Bladder Lesion in a Man

Specimen Type:

Bladder

History:

A 63-year-old man presented with hematuria and cystoscopy revealed a small lesion on the bladder wall. Specimen consists of a single ovoid fragment of light tan tissue that measures 0.2x0.2x0.1cm in greatest dimention. Totally submitted in 1 cassette.

Pathologic Features:

The biopsy reveals a growth characterized by intramucosal and submucosal nests of urothelium arranged at various angles to the mucosal surface (Fig 1). Papillary structures are noted focally (Fig 2). Scattered cells with abundant eosinophilic granular cytoplasm are identified in the basal portion and superficial layer of the urothelium (Fig 3, 4), randomly distributed within the urothelium (Fig 5), mainly located in the periphery of nests (Fig 6), found in the stroma underneath the urothelium (Fig 7), and even the whole nests are composed of such cells (Fig 8). Immunohistochemically, those cells are positive for chromogranin (Fig 9, 10). There is no significant cytologic atypia associated with these cells.

Differential Diagnosis:

  • Urothelial carcinoma in situ, pagetoid variant

Urothelial carcinoma in situ, pagetoid variant: This is a rare variant of bladder cancer that is characterized by an intraepithelial proliferation of large cells arranged singly or in clusters and randomly distributed (references 1, 2). These neoplasms deserve recognition and attention, chiefly because they may be overlooked or misdiagnosed as urothelial dysplasia, then causing unsuspected tumor recurrence after surgery. Pagetoid CIS is usually a focal lesion occurring in a clinical and histological setting of conventional CIS. In cases with extensive urothelial denudation, pagetoid CIS may be focally present in otherwise normal-looking urothelium, thus alerting the pathologist to search for additional CIS elsewhere in the bladder. Patients manifesting pagetoid CIS have essentially the same progression and survival rates as patients without pagetoid changes and are treated in the same way.

Given that primary extramammary Paget disease of the external genitalia and of the anal canal may extend to the bladder and, conversely, some bladder cases of pagetoid CIS may extend to the urethra, ureter, and beyond to the external genitalia, the differential diagnoses between these two entities represent an important therapeutic consideration. A panel of immunostains including CK7+/CK20+ may assist in differentiating urothelial pagetoid CIS from extramammary Paget disease which is known to be CK7+/CK20- (references 2, 3).

Diagnosis:

Inverted papilloma with neuroendocrine differentiation and Paneth cell-like metaplasia.

Key Features:

  • Typical features of inverted papilloma.
  • Scattered eosinophilic granular large cells randomly distributed within the urothelium, which are immunoreactive with neuroendocrine markers.

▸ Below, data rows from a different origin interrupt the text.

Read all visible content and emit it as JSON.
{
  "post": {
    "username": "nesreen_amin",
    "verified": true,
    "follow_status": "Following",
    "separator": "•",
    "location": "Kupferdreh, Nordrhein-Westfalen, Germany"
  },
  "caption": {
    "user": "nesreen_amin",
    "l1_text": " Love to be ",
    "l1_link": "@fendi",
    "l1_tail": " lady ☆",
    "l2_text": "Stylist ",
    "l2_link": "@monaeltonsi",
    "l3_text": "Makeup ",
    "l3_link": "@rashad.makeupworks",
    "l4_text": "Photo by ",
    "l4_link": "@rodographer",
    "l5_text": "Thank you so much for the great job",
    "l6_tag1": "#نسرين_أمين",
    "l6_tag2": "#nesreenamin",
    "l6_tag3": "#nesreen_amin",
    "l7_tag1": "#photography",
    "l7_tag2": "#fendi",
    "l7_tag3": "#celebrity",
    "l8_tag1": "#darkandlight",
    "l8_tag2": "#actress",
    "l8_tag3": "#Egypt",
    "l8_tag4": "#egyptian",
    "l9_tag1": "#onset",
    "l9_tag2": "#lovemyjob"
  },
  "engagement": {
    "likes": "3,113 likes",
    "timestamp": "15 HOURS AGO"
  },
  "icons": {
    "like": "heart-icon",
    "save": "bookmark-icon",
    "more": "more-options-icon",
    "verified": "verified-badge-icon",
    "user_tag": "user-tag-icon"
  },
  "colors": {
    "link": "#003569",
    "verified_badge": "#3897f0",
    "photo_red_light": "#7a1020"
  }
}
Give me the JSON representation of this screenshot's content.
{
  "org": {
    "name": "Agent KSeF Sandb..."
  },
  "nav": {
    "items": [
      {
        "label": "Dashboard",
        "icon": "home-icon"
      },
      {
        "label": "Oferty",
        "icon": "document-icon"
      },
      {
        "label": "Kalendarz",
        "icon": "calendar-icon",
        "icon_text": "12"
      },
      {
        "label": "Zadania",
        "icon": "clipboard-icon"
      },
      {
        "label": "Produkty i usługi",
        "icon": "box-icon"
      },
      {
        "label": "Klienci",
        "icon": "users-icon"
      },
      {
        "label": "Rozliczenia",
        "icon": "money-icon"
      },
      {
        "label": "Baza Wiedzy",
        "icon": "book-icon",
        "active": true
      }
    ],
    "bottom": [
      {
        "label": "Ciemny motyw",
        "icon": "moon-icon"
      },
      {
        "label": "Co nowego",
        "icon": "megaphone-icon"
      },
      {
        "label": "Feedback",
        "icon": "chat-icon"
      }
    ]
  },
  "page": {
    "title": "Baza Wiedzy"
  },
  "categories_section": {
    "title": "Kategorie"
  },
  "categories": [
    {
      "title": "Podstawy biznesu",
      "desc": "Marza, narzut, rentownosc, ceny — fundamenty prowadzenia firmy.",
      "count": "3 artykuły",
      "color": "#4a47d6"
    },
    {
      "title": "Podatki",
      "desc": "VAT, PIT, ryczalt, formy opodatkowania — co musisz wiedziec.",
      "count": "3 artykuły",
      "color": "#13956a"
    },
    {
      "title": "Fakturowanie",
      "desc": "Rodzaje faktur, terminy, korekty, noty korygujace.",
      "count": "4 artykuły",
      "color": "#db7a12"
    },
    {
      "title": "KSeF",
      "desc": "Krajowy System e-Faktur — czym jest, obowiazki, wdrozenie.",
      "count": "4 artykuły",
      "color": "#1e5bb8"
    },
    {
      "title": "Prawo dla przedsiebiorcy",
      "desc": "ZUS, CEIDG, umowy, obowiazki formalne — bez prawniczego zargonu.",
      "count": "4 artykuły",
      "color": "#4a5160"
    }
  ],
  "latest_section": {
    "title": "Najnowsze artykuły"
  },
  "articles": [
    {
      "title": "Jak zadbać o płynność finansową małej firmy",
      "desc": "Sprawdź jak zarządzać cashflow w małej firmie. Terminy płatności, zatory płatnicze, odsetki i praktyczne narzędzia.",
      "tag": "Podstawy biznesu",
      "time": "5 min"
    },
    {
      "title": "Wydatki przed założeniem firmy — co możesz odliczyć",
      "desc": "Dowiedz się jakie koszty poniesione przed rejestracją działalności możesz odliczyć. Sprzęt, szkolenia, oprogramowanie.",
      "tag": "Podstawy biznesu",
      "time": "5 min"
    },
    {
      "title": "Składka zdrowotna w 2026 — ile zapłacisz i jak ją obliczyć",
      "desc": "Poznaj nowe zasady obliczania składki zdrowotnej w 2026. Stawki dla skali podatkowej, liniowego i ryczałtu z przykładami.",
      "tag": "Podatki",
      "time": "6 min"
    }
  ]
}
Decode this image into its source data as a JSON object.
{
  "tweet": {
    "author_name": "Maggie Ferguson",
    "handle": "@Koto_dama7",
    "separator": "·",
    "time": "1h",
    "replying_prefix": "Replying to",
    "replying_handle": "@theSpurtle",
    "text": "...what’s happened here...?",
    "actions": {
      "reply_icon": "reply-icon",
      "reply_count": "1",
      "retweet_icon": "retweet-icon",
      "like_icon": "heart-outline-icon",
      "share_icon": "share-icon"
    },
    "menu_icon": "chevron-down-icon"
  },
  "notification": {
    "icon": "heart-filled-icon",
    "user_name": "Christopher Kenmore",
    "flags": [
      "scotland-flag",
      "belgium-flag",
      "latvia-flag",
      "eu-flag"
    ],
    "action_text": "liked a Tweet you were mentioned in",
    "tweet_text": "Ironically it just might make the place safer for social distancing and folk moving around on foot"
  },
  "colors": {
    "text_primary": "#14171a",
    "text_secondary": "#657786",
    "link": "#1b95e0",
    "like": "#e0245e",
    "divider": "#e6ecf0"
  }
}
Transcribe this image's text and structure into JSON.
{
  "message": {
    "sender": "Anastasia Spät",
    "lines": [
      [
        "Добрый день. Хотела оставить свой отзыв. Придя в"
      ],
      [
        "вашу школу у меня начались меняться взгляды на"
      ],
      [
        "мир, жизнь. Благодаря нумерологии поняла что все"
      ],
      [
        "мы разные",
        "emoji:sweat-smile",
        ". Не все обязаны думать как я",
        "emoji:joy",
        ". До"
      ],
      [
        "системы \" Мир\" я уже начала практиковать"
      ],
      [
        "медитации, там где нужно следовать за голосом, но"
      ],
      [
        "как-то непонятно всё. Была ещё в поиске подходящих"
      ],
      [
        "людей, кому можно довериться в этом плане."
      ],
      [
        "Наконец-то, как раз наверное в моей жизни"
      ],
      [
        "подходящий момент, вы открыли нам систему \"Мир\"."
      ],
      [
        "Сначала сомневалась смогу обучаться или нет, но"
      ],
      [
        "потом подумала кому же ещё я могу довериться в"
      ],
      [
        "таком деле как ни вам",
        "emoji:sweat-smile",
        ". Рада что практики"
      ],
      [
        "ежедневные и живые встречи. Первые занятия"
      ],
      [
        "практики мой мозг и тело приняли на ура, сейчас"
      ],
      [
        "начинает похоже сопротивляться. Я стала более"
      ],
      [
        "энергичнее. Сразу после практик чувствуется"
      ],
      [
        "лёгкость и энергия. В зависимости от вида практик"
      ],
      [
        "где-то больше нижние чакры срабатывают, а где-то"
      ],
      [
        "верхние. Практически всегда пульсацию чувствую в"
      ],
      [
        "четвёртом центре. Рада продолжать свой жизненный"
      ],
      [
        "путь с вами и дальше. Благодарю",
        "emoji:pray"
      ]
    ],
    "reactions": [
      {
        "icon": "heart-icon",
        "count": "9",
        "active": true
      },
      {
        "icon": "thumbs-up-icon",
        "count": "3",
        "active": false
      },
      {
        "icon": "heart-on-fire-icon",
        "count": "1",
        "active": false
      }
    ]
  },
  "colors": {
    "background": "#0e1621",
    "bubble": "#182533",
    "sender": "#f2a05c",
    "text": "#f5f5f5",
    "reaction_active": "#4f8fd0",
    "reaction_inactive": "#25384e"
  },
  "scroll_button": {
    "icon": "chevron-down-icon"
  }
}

Comment: Several types of metaplasia can occur in human bladder epithelium under certain pathological conditions, of which intestinal metaplasia, squamous metaplasia, nephrogenic metaplasia are commonly reported. Although neuroendocrine differentiation or metaplasia is not commonly reported in practice, it is not an unusual finding according to one study, which showed endocrine cells can be demonstrated between the epithelial cells in 40 out of 50 cases of cystitis glandularis or cystica (reference 4). Our present case represents a rare example of florid neuroendocrine differentiation arising in the setting of benign proliferative urothelium. The scattered distribution pattern of large endocrine cells within the benign urothelium raising the concern for pagetoid variant of urothelial carcinoma in situ. Lack of cytologic atypia and positivity for neuroendocrine markers are useful features that help rule out this consideration.

References:

  1. Orozco RE, et al. The pagetoid variant of urothelial carcinoma in situ. Hum Pathol. 1993 Nov; 24 (11):1199-202.
  2. Lopez-Beltran A, et al. The pagetoid variant of bladder urothelial carcinoma in situ: A clinicopathological study of 11 cases. Virchows Arch. 2002 Aug;441 (2):148-53.
  3. Boardman CH, et al. Transitional cell carcinoma of the bladder mimicking recurrent paget's disease of the vulva: report of two cases, with one occurring in a myocutaneous flap. Gynecol Oncol. 2001 Jul;82(1):200-4.
  4. Hamid QA, et al. Endocrine differentiation in inflamed urinary bladder epithelium with metaplastic changes. Virchows Arch A Pathol Anat Histopathol. 1988; 412 (3):267-72.